Zapping the penis with sound waves could help tackle erectile dysfunction (ED) in men with type 2 diabetes, a new study suggests.

A group of scientists led by Paolo Verze tested the relatively new treatment alongside a standard pill on a group of men struggling with ED. They found six 20-minute sessions of up to 2,400 pulses of acoustic energy to the penis gave significantly better results than the pill alone. The sound waves stimulate the growth of new nerve fibers and blood vessels, restoring penis function.

Pills and pulses

ED is a common problem for men with type 2 diabetes. It can stem from damage to nerves and blood vessels caused by poor long-term blood sugar control. All of the 156 study participants had type 2 diabetes and the patients took a daily pill of Cialis, a standard treatment for ED, for 12 weeks. Half of the participants also had the low-intensity extracorporeal shockwave therapy (LiESWT) twice a week for three weeks at the beginning of the study.  

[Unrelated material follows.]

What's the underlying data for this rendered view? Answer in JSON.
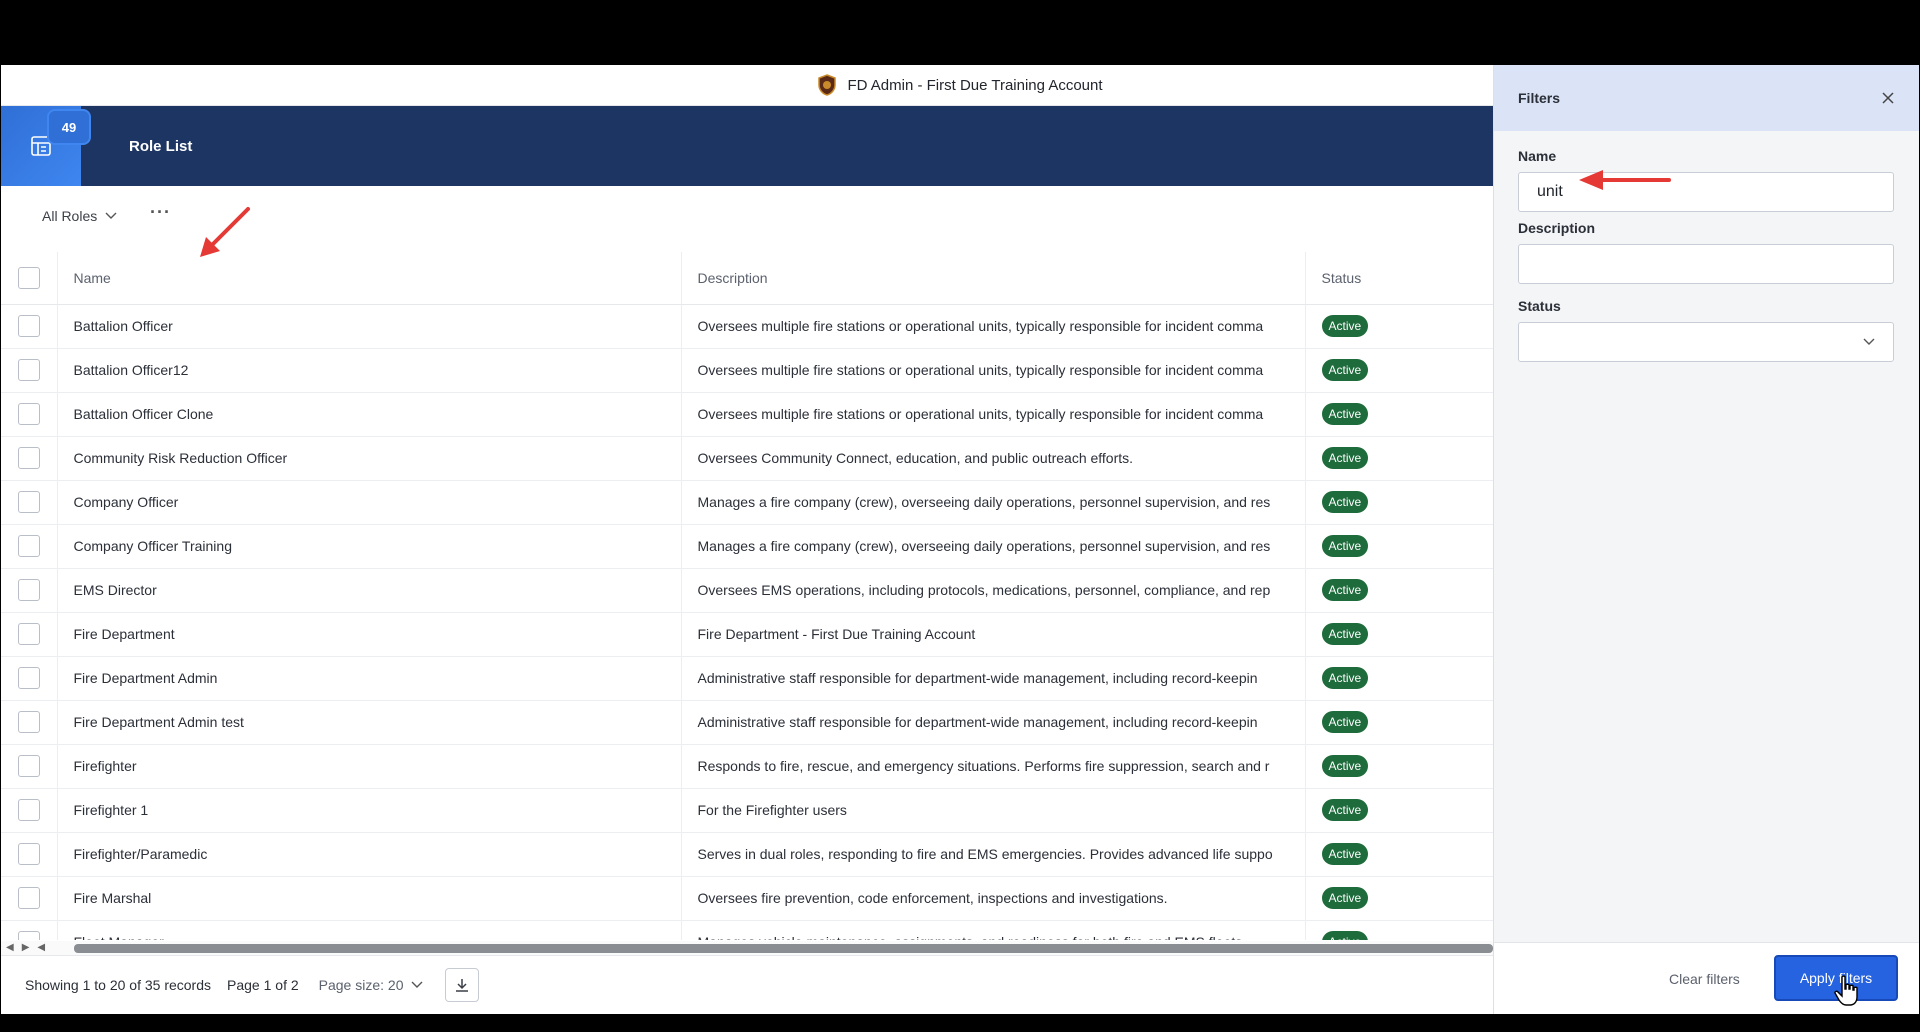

The severity of participants’ erectile dysfunction was measured using the 5-Item International Index of Erectile Function test. By 24 weeks, the differences were evident. Those who had the LiESWT had seen their erectile dysfunction improve by 3.8 compared to the 1.8 of those who did not have it.

More than 30 million men in the United States have erectile dysfunction in one form or another. This could be the beginning of a promising step forward.